The captain says nothing more, perhaps realizing how close I am to losing my shit. Pete and I drive to the hospital in silence. I know I should say something to him, maybe check if he’s actually okay after everything that happened tonight, but I’m too busy turning over tonight’s events in my own head.
None of it makes any fucking sense. Well, I mean the deal getting moved was likely an attempt to lure us in, set up the ambush; but how the hell did they even know we knew about it in the first place? Joe says the informant hadn’t been made and I gotta say, from everything he told me on the ride over, I believe him.
I shake my head as we pull into the hospital emergency bay, knowing I don’t stand a chance of trying to work any of this out until I get back to the station. Pete parks in one of the emergency vehicle bays, the advantage of taking a cruiser. Inside, I’m admitted straight in for treatment, the advantage of having a badge and smile.
Less than two hours later, I’ve got fifteen stitches and am back at the station, the adrenaline of everything that’s happened finally starting to wear off. My left arm is numb and feels like a dead weight as I grab a stale cup of coffee from the pot and walk straight into the situation room.

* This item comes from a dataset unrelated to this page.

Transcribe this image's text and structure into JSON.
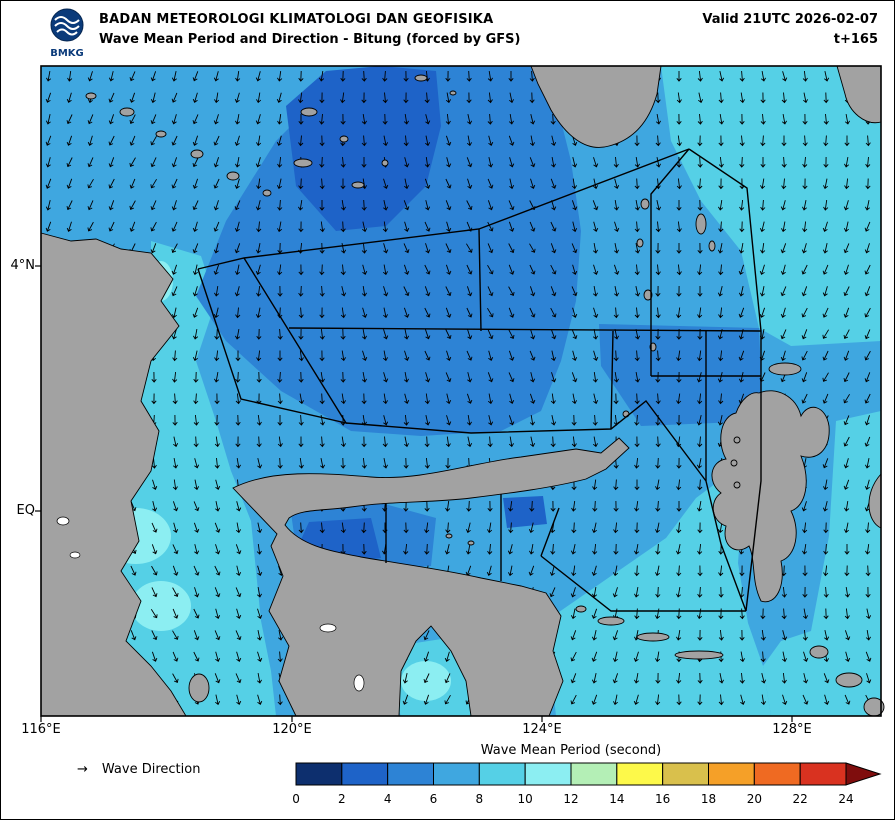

“Shit, what are you doing back here?” Joe asks as I walk into the room.
“My job,” I throw back at him. “Get me up to speed.”
Joe ignores my pissed off attitude as he runs through where we’re at. In total, eight guys were picked up at the warehouse, another four sent to the morgue. We’ve got a shitload of guns now bagged and down in evidence and a folder of info, including a ledger of buyers and all their sordid details.
It’s better than any of us expected and it almost makes everything that happened tonight worth it, even if none of us can work out how it is that they knew we were watching them.
“Alright,” I say, swallowing a mouthful of cold, bitter coffee. “Who’s first up?” It’s nearly three o’clock in the morning now, but none of us are heading home anytime soon. We have eight guys to question and it’s likely to take the rest of the night and the better part of tomorrow.
“Boss,” Joe says, standing. “There’s one other thing.”
“What?” I ask, shooting him a glance.
“This,” he says, sliding a photo across the table toward me.
My fingers land on it just before it slides off. It’s an old color photo, grainy and worn as though it’s been looked at and tucked away a lot. In the picture is an older man and woman, a couple, although if I was to hazard a guess, not exactly on great terms. Beside them is a younger couple, the body language between these two painting a totally different story; one that screams intimacy and closeness.
“It was found on the floor,” Joe says. “Likely dropped by someone,” he continues, oblivious to what’s running through my head as I pick the photo up from the table for a closer look. “Probably means at least one guy got away, but I don’t think that’s the biggest issue here,” he says, taking a deep breath. “Ryan, you know who that is, right?”
I stare down at the picture, not saying a word as the image sears itself into my brain.
“It’s William Fitzgerald,” Joe says. “The fucking mob boss, William Fitzgerald. He must be connected to all this, he must be involved. I mean I know he’s about to go on trial, but why else…?”
But I don’t hear anything else Joe says, because as much as I know who William Fitzgerald is and what this now means for the case, that’s not what’s bothering me about this photo.
No, my issue is with the young redhead that’s standing beside him.
Chapter Ten
Erin
I wake up the next morning with Finn asleep beside me, but it’s early. I roll over and hit the center button on my phone, the light nearly blinding me in the darkness of the room. As my eyes adjust I notice it’s a quarter past five.
I told Finn he didn’t have to stay, that I’d be okay, but he insisted. I fell asleep almost immediately, which I don’t think would’ve happened had he not been here. Ever since the most recent phone call things seem off or maybe I’m just obsessing.
Last week there was a black car with dark tinted windows that sat at the end of my street. I watched it for hours; probably a boiler stolen and ditched later with its random Rhode Island license plate, but nothing ever came from it.
But even more than that, when I arrived home from work just a couple of days ago there was a man on my porch. I stopped short of pulling into my driveway, and slowly drove by, and for a split second I swore it was him.
Same build and dark blonde hair, but he stood a little taller, looked a little rougher, but on my second pass by my house he was gone. That’s the part that scared me more than anything.
Was he ever really there? Standing on my porch, looking though my window? Did my father send him or did he come on his own? Was he in my house now?
I went straight to the police station, but under the guise that I was just there to shoot the shit with Finn. I know he saw right through it.
All that paranoia led to me fearing the process server that appeared on my doorstep. It also led to me accepting the fact that Finn sleeping in my bed was a better idea than sleeping alone.
I don’t want to wake him, so I slip from the bed quietly, grabbing my laptop as I leave the room. I put on a pot of coffee because god knows I’m going to need it. I have a few hours before I need to be at work, but there’s one thing I need to do even though everything in me says not to.
I sit down at the kitchen table with the sound of the coffee pot brewing in the background; I open my laptop and type his name into the search bar.